Minha talentosíssima -- e queridíssima -- amiga Tetê Pacheco passou um carnaval em Veneza, no último ano do século passado. Viajou para fazer uma pauta para a revista Capricho, editada pela Monica Figueiredo. A matéria era luxuosíssima -- incluía um ensaio de moda grande fotógrafo Miro. Me lembrei disso e pedi um novo texto para a Tetê, que ficou hilário. Obrigado, Tetê!
(Publicado originalmente no Viaje na Viagem em 2010)

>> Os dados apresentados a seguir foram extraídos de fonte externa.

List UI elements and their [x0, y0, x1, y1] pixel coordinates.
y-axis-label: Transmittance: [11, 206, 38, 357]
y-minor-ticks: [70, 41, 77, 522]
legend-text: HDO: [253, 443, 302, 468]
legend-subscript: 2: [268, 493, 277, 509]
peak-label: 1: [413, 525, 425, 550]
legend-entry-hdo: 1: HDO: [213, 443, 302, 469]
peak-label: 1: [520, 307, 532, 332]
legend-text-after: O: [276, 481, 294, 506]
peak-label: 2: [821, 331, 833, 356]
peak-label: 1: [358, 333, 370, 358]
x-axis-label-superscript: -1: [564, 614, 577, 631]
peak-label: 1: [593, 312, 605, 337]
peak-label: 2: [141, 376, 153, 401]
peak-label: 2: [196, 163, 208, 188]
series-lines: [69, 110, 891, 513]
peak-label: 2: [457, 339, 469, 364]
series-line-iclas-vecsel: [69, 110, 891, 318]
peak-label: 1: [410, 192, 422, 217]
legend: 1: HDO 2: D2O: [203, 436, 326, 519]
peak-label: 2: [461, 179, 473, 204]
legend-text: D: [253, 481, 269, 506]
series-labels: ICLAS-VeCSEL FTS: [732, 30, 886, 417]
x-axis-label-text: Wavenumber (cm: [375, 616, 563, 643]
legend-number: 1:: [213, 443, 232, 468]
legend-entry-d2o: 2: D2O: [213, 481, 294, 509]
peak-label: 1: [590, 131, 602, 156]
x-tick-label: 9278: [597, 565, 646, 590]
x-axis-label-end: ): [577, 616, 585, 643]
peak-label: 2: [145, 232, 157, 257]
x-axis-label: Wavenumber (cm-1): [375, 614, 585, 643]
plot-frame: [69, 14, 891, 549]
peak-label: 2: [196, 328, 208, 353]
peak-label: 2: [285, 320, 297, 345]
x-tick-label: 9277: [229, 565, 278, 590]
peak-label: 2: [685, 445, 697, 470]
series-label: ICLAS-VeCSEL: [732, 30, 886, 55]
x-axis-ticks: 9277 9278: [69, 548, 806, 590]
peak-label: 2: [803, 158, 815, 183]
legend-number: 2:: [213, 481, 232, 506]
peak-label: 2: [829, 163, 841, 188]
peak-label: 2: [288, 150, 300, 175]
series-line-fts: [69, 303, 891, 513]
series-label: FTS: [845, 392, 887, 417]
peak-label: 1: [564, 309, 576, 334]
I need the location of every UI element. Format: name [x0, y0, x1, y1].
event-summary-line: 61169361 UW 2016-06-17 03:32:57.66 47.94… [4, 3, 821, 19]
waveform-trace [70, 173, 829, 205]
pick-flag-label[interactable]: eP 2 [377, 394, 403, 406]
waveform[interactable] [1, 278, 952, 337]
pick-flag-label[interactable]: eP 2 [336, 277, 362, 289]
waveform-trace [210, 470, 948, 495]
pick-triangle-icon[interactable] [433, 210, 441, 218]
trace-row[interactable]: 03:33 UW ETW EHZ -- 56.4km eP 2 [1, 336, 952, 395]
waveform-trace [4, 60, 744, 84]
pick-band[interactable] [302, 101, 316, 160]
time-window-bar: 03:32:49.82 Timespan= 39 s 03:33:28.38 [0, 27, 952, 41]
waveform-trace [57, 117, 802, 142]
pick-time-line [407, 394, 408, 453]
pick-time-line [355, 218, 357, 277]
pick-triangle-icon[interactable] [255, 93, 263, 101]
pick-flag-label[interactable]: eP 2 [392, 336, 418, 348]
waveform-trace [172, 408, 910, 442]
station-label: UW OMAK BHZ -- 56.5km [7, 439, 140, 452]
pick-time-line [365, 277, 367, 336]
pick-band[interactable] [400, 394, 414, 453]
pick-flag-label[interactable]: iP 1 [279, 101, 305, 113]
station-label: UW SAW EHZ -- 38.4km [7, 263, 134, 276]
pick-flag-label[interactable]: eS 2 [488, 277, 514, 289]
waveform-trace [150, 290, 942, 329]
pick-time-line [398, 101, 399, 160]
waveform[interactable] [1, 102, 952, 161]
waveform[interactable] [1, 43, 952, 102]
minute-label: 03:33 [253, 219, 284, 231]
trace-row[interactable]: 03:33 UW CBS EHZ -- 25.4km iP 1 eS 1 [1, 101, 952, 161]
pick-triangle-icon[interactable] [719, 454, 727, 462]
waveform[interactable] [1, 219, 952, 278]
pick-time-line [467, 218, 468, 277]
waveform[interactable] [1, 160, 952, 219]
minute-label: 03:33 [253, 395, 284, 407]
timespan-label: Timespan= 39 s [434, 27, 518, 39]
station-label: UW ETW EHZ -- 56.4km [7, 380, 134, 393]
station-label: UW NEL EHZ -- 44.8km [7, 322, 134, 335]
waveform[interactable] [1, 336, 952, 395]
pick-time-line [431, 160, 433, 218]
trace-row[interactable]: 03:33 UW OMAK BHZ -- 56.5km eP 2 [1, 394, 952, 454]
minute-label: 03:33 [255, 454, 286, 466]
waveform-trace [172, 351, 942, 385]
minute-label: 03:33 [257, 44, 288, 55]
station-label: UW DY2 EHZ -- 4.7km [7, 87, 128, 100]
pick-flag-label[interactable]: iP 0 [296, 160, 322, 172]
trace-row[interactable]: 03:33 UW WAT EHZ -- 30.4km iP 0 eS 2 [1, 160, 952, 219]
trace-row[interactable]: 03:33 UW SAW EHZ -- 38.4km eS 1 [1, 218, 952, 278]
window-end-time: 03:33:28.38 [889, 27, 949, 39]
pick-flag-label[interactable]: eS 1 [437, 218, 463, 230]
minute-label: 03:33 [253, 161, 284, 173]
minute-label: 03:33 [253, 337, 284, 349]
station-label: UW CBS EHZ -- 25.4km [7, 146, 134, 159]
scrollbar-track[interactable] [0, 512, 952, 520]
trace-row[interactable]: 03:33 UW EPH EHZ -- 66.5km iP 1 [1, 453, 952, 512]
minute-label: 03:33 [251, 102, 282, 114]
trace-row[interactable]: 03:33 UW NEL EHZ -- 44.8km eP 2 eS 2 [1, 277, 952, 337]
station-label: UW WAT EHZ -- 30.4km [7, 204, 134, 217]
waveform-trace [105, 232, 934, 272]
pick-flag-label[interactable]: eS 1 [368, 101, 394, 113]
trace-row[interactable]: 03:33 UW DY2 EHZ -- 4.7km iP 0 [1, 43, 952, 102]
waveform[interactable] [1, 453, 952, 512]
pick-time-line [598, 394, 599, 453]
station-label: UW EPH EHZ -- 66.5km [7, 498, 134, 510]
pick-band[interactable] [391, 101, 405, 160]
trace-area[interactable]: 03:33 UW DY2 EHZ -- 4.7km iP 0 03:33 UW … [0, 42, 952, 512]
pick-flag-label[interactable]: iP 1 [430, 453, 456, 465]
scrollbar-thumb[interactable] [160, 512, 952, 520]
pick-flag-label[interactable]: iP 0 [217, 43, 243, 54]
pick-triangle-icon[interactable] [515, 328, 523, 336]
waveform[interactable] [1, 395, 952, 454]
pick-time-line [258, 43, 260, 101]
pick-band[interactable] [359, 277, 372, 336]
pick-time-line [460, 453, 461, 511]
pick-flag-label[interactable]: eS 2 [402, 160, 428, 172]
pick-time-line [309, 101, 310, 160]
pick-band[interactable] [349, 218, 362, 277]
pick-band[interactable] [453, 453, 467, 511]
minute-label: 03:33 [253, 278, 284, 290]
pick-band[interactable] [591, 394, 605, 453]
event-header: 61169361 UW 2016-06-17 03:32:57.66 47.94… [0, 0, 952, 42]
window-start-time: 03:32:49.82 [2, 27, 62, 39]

O carnaval de Veneza é muito doido. Não fossem as toneladas de turistas fantasiados de turistas para dar o toque contemporâneo, você teria certeza de estar no meio de uma sessão de regressão. Trata-se de um manicômio ambientado na pré-Renascença. Mas essa, é claro, é apenas a primeira impressão. Quando você embarca no vaporetto (o barquinho, não o aspirador) que liga o continente a essa ilha da fantasia, você percebe que não se trata de um manicômio, mas muitos.
E os malucos acabaram de ser todos liberados.
Não há alternativa careta para o carnaval de Veneza. Ou você embarca nessa onda, ou volte para casa e corra atrás do seu trio elétrico. O primeiro passo, caso você escolha a primeira alternativa, é não transgredir a lei local do anonimato. Descole imediatamente sua máscara e fantasia. Você só é respeitado se for mais um e não for de ninguém. Dar as caras é uma ofensa.
Veneza vive da fantasia de se fantasiar no carnaval. Você quase não vê mercadinhos, lavanderias. Farmácias, coisas práticas da vida moderna. Em compensação, tropeça em lojas que alugam roupas e jóias de época e ateliês de máscaras (feitas uma a uma e pintadas a mão).
Se você for um viajante desavisado e esqueceu resevar sua fantasia com boa antecedência, pode tirar o cavalinho da chuva (sim: chove, neva, faz frio, tudo junto).
Não vai sobrar nada. Aquela mesma turma de turistas fantasiados de turistas que chegou com você no aeroporto nessa altura já desfila por Veneza fantasiada de vênetos autênticos. Com vestidos longos, cheios de brocados e outros babados.
E você, com seu jeans, bota e casacão vai ter que se contentar com um passeio de gôndola ( a bagatela de 150 dólares a voltinha), ou visitar a casa de Peggy Guggenheim, a Scuola San Rocco, a magnífica Accademia e seus mestres renascentistas. Ver a maravilha bizantina que é a Catedral de San Marco e pedir perdão por não ser tão católico. Bom também apenas caminhar pelas ruelas tão estreitas que fariam qualquer top model se sentir gorda. Delícia comprar muranos de todos os tipos, cores e formas, lindos. Inesquecível beber um Bellini no Harry’s Bar.
Nada mal para um turista fantasiado de turista no carnaval.
A clássica passadinha pela Ponte dos Suspiros é imprescindível. Lá você pode lamentar à vontade que seus dias de férias estão por acabar e pode jurar para você mesmo voltar mil vezes a esse lugar mágico e louco.
Quem sabe da próxima vez, devidamente anônimo.